A heady environment produces headlines of the sort that accompanies the establishment of the Broad … or the gift of 47 works valued at $500 million from the late Jerry Perenchio to the Los Angeles County Museum of Art … or David Geffen’s more recent $150 million gift to the county-run institution.

The recognition is well deserved, although it’s notable that art and wealth meet on many other levels, Porter said.

“The headlines go to the most expensive works of art or biggest gifts, which are very often associated with local or regional wealth that is connected with museums through the board of trustees or the curators,” he said. “But the relationship between wealth and art is multilayered. The members of the general public don’t collect. But supporters can both buy works of art as collectors and also support public programming. An institution like the Hammer (Museum at UCLA) – its programming creates a public audience.”

The efforts have garnered attention well beyond L.A.

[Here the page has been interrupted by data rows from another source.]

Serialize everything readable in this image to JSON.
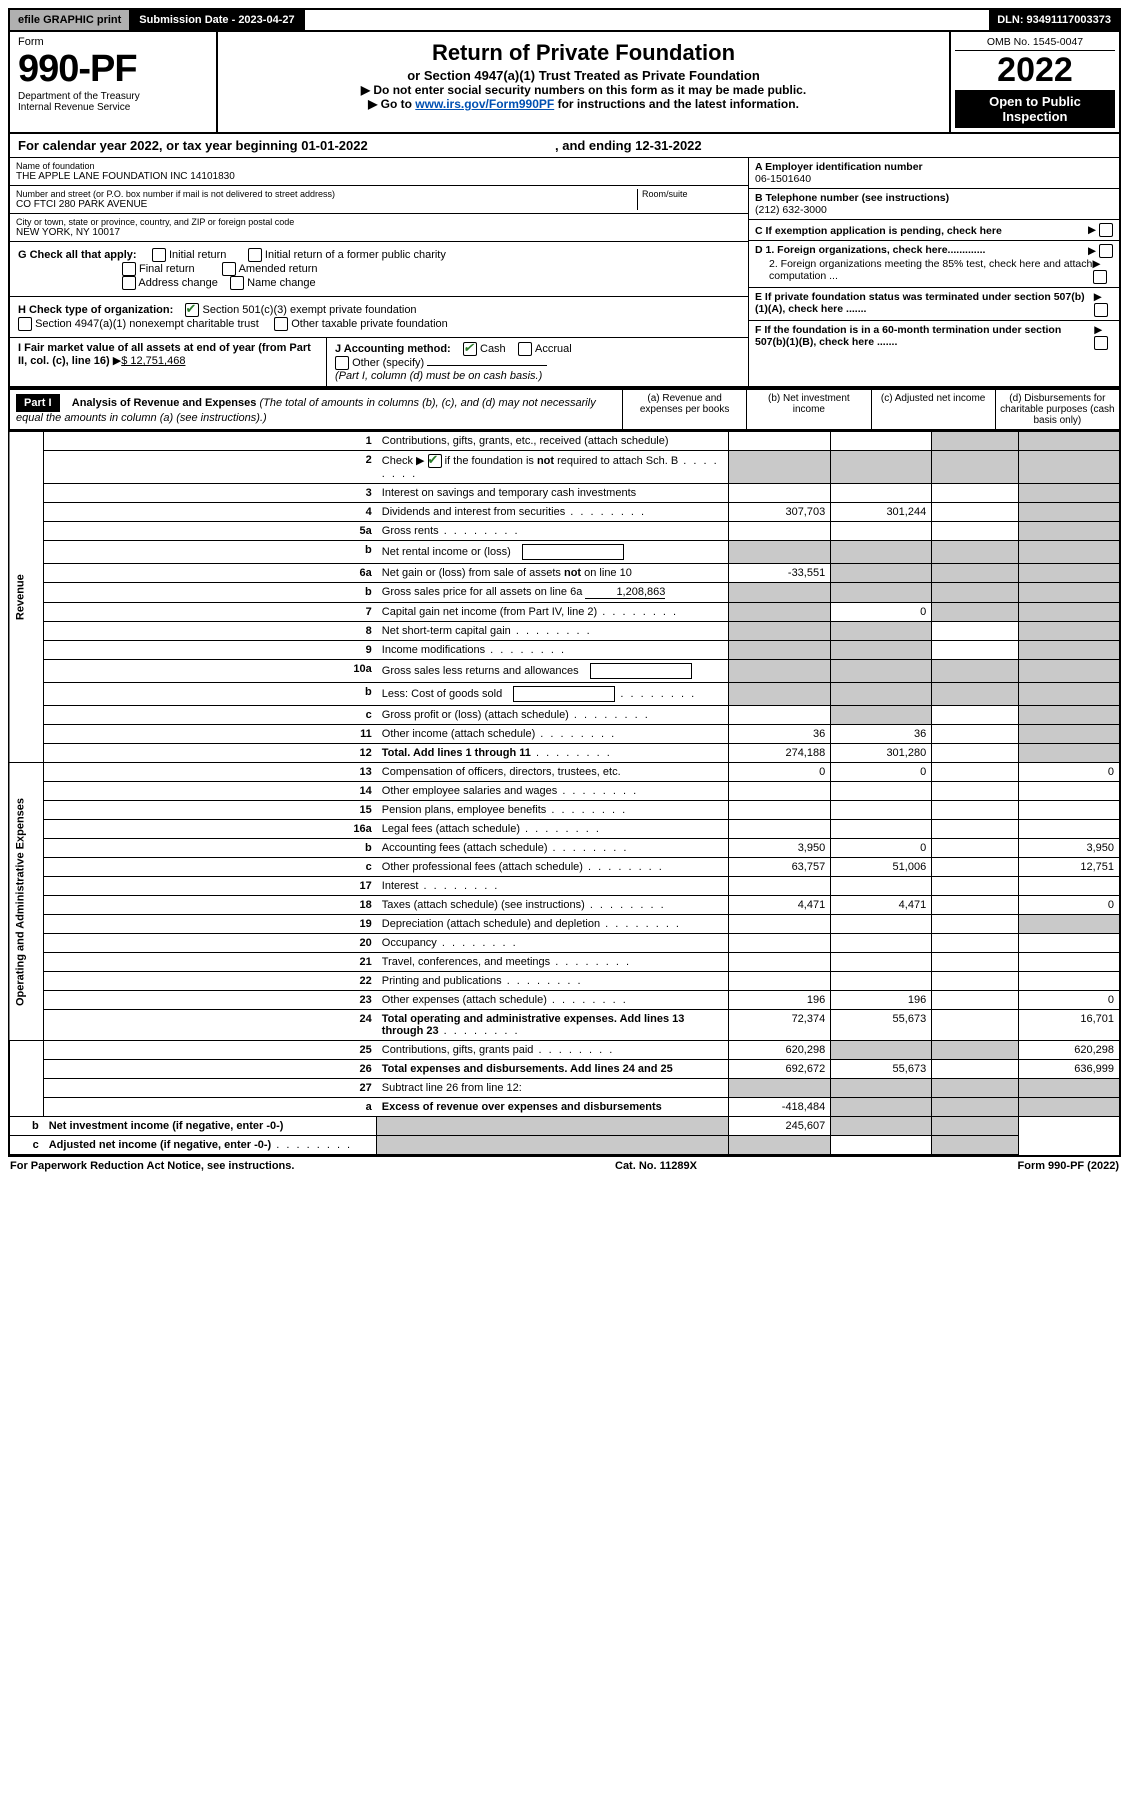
{
  "topbar": {
    "efile": "efile GRAPHIC print",
    "submission": "Submission Date - 2023-04-27",
    "dln": "DLN: 93491117003373"
  },
  "header": {
    "form_label": "Form",
    "form_num": "990-PF",
    "dept": "Department of the Treasury",
    "irs": "Internal Revenue Service",
    "title": "Return of Private Foundation",
    "subtitle": "or Section 4947(a)(1) Trust Treated as Private Foundation",
    "instr1": "▶ Do not enter social security numbers on this form as it may be made public.",
    "instr2_pre": "▶ Go to ",
    "instr2_link": "www.irs.gov/Form990PF",
    "instr2_post": " for instructions and the latest information.",
    "omb": "OMB No. 1545-0047",
    "year": "2022",
    "open": "Open to Public Inspection"
  },
  "cal_year": {
    "pre": "For calendar year 2022, or tax year beginning 01-01-2022",
    "mid": ", and ending 12-31-2022"
  },
  "info": {
    "name_label": "Name of foundation",
    "name": "THE APPLE LANE FOUNDATION INC 14101830",
    "addr_label": "Number and street (or P.O. box number if mail is not delivered to street address)",
    "room_label": "Room/suite",
    "addr": "CO FTCI 280 PARK AVENUE",
    "city_label": "City or town, state or province, country, and ZIP or foreign postal code",
    "city": "NEW YORK, NY  10017",
    "a_label": "A Employer identification number",
    "a_val": "06-1501640",
    "b_label": "B Telephone number (see instructions)",
    "b_val": "(212) 632-3000",
    "c_label": "C If exemption application is pending, check here",
    "d1": "D 1. Foreign organizations, check here.............",
    "d2": "2. Foreign organizations meeting the 85% test, check here and attach computation ...",
    "e_label": "E  If private foundation status was terminated under section 507(b)(1)(A), check here .......",
    "f_label": "F  If the foundation is in a 60-month termination under section 507(b)(1)(B), check here ......."
  },
  "g": {
    "label": "G Check all that apply:",
    "initial": "Initial return",
    "final": "Final return",
    "addr": "Address change",
    "initial_former": "Initial return of a former public charity",
    "amended": "Amended return",
    "name": "Name change"
  },
  "h": {
    "label": "H Check type of organization:",
    "c3": "Section 501(c)(3) exempt private foundation",
    "4947": "Section 4947(a)(1) nonexempt charitable trust",
    "other_tax": "Other taxable private foundation"
  },
  "i": {
    "label": "I Fair market value of all assets at end of year (from Part II, col. (c), line 16)",
    "val": "$  12,751,468",
    "j_label": "J Accounting method:",
    "cash": "Cash",
    "accrual": "Accrual",
    "other": "Other (specify)",
    "note": "(Part I, column (d) must be on cash basis.)"
  },
  "part1": {
    "label": "Part I",
    "title": "Analysis of Revenue and Expenses",
    "title_note": " (The total of amounts in columns (b), (c), and (d) may not necessarily equal the amounts in column (a) (see instructions).)",
    "col_a": "(a)   Revenue and expenses per books",
    "col_b": "(b)   Net investment income",
    "col_c": "(c)   Adjusted net income",
    "col_d": "(d)  Disbursements for charitable purposes (cash basis only)"
  },
  "sections": {
    "revenue": "Revenue",
    "opex": "Operating and Administrative Expenses"
  },
  "rows": [
    {
      "n": "1",
      "desc": "Contributions, gifts, grants, etc., received (attach schedule)",
      "a": "",
      "b": "",
      "c": "s",
      "d": "s"
    },
    {
      "n": "2",
      "desc": "Check ▶ ☑ if the foundation is not required to attach Sch. B",
      "dots": true,
      "a": "s",
      "b": "s",
      "c": "s",
      "d": "s"
    },
    {
      "n": "3",
      "desc": "Interest on savings and temporary cash investments",
      "a": "",
      "b": "",
      "c": "",
      "d": "s"
    },
    {
      "n": "4",
      "desc": "Dividends and interest from securities",
      "dots": true,
      "a": "307,703",
      "b": "301,244",
      "c": "",
      "d": "s"
    },
    {
      "n": "5a",
      "desc": "Gross rents",
      "dots": true,
      "a": "",
      "b": "",
      "c": "",
      "d": "s"
    },
    {
      "n": "b",
      "desc": "Net rental income or (loss)",
      "blank": true,
      "a": "s",
      "b": "s",
      "c": "s",
      "d": "s"
    },
    {
      "n": "6a",
      "desc": "Net gain or (loss) from sale of assets not on line 10",
      "a": "-33,551",
      "b": "s",
      "c": "s",
      "d": "s"
    },
    {
      "n": "b",
      "desc": "Gross sales price for all assets on line 6a",
      "inline_val": "1,208,863",
      "a": "s",
      "b": "s",
      "c": "s",
      "d": "s"
    },
    {
      "n": "7",
      "desc": "Capital gain net income (from Part IV, line 2)",
      "dots": true,
      "a": "s",
      "b": "0",
      "c": "s",
      "d": "s"
    },
    {
      "n": "8",
      "desc": "Net short-term capital gain",
      "dots": true,
      "a": "s",
      "b": "s",
      "c": "",
      "d": "s"
    },
    {
      "n": "9",
      "desc": "Income modifications",
      "dots": true,
      "a": "s",
      "b": "s",
      "c": "",
      "d": "s"
    },
    {
      "n": "10a",
      "desc": "Gross sales less returns and allowances",
      "blank": true,
      "a": "s",
      "b": "s",
      "c": "s",
      "d": "s"
    },
    {
      "n": "b",
      "desc": "Less: Cost of goods sold",
      "dots": true,
      "blank": true,
      "a": "s",
      "b": "s",
      "c": "s",
      "d": "s"
    },
    {
      "n": "c",
      "desc": "Gross profit or (loss) (attach schedule)",
      "dots": true,
      "a": "",
      "b": "s",
      "c": "",
      "d": "s"
    },
    {
      "n": "11",
      "desc": "Other income (attach schedule)",
      "dots": true,
      "a": "36",
      "b": "36",
      "c": "",
      "d": "s"
    },
    {
      "n": "12",
      "desc": "Total. Add lines 1 through 11",
      "dots": true,
      "bold": true,
      "a": "274,188",
      "b": "301,280",
      "c": "",
      "d": "s"
    },
    {
      "n": "13",
      "desc": "Compensation of officers, directors, trustees, etc.",
      "a": "0",
      "b": "0",
      "c": "",
      "d": "0",
      "sec": "opex"
    },
    {
      "n": "14",
      "desc": "Other employee salaries and wages",
      "dots": true,
      "a": "",
      "b": "",
      "c": "",
      "d": ""
    },
    {
      "n": "15",
      "desc": "Pension plans, employee benefits",
      "dots": true,
      "a": "",
      "b": "",
      "c": "",
      "d": ""
    },
    {
      "n": "16a",
      "desc": "Legal fees (attach schedule)",
      "dots": true,
      "a": "",
      "b": "",
      "c": "",
      "d": ""
    },
    {
      "n": "b",
      "desc": "Accounting fees (attach schedule)",
      "dots": true,
      "a": "3,950",
      "b": "0",
      "c": "",
      "d": "3,950"
    },
    {
      "n": "c",
      "desc": "Other professional fees (attach schedule)",
      "dots": true,
      "a": "63,757",
      "b": "51,006",
      "c": "",
      "d": "12,751"
    },
    {
      "n": "17",
      "desc": "Interest",
      "dots": true,
      "a": "",
      "b": "",
      "c": "",
      "d": ""
    },
    {
      "n": "18",
      "desc": "Taxes (attach schedule) (see instructions)",
      "dots": true,
      "a": "4,471",
      "b": "4,471",
      "c": "",
      "d": "0"
    },
    {
      "n": "19",
      "desc": "Depreciation (attach schedule) and depletion",
      "dots": true,
      "a": "",
      "b": "",
      "c": "",
      "d": "s"
    },
    {
      "n": "20",
      "desc": "Occupancy",
      "dots": true,
      "a": "",
      "b": "",
      "c": "",
      "d": ""
    },
    {
      "n": "21",
      "desc": "Travel, conferences, and meetings",
      "dots": true,
      "a": "",
      "b": "",
      "c": "",
      "d": ""
    },
    {
      "n": "22",
      "desc": "Printing and publications",
      "dots": true,
      "a": "",
      "b": "",
      "c": "",
      "d": ""
    },
    {
      "n": "23",
      "desc": "Other expenses (attach schedule)",
      "dots": true,
      "a": "196",
      "b": "196",
      "c": "",
      "d": "0"
    },
    {
      "n": "24",
      "desc": "Total operating and administrative expenses. Add lines 13 through 23",
      "dots": true,
      "bold": true,
      "a": "72,374",
      "b": "55,673",
      "c": "",
      "d": "16,701"
    },
    {
      "n": "25",
      "desc": "Contributions, gifts, grants paid",
      "dots": true,
      "a": "620,298",
      "b": "s",
      "c": "s",
      "d": "620,298"
    },
    {
      "n": "26",
      "desc": "Total expenses and disbursements. Add lines 24 and 25",
      "bold": true,
      "a": "692,672",
      "b": "55,673",
      "c": "",
      "d": "636,999"
    },
    {
      "n": "27",
      "desc": "Subtract line 26 from line 12:",
      "a": "s",
      "b": "s",
      "c": "s",
      "d": "s"
    },
    {
      "n": "a",
      "desc": "Excess of revenue over expenses and disbursements",
      "bold": true,
      "a": "-418,484",
      "b": "s",
      "c": "s",
      "d": "s"
    },
    {
      "n": "b",
      "desc": "Net investment income (if negative, enter -0-)",
      "bold": true,
      "a": "s",
      "b": "245,607",
      "c": "s",
      "d": "s"
    },
    {
      "n": "c",
      "desc": "Adjusted net income (if negative, enter -0-)",
      "dots": true,
      "bold": true,
      "a": "s",
      "b": "s",
      "c": "",
      "d": "s"
    }
  ],
  "footer": {
    "left": "For Paperwork Reduction Act Notice, see instructions.",
    "mid": "Cat. No. 11289X",
    "right": "Form 990-PF (2022)"
  },
  "colors": {
    "shade": "#c9c9c9",
    "link": "#0050b2",
    "check": "#2a7a2a"
  }
}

“The Hammer is the national example for programming — exhibitions, lectures, films,” he said. “It’s also true of other institutions here – their auditoria and other aspects are as much as part of the institution as is the gallery space.”

That’s where wealth carries art beyond private salons and into the broad sense of a city or society.

“Wealth is a link – the support of wealthy patrons for programming is what links the benefit of having works of art hanging — or projected, or standing — with the ideas about the works of art. Wealthy people fund and support museums. And sometimes they support the construction of buildings, and sometimes they support with direct collection gifts – and sometimes they give money for other purposes, such as programming.”

That’s a relatively new trend in the art world.

Los Angeles is a relatively new arrival to the ranks of leading centers of the art market.

Both of those circumstances dovetail with a bit of counter-intuitive thinking Porter offered up on his recent visit to Los Angeles, where the most prominent art collectors and donors tend to be relatively new to the ranks of the wealthiest.

“I think it’s an analytic mistake to think in terms of old money and new money when it comes to the arts,” Porter said. “The fact is that most big money is new money. There is a conventional wisdom that most collectors are old money but, in fact, every generation in America creates enormous new fortunes and many of them end up being devoted to either hard science or culture in some way – visual arts, performing arts, universities and education. That’s the American pattern.”

Count Los Angeles an increasingly important part of the grand design.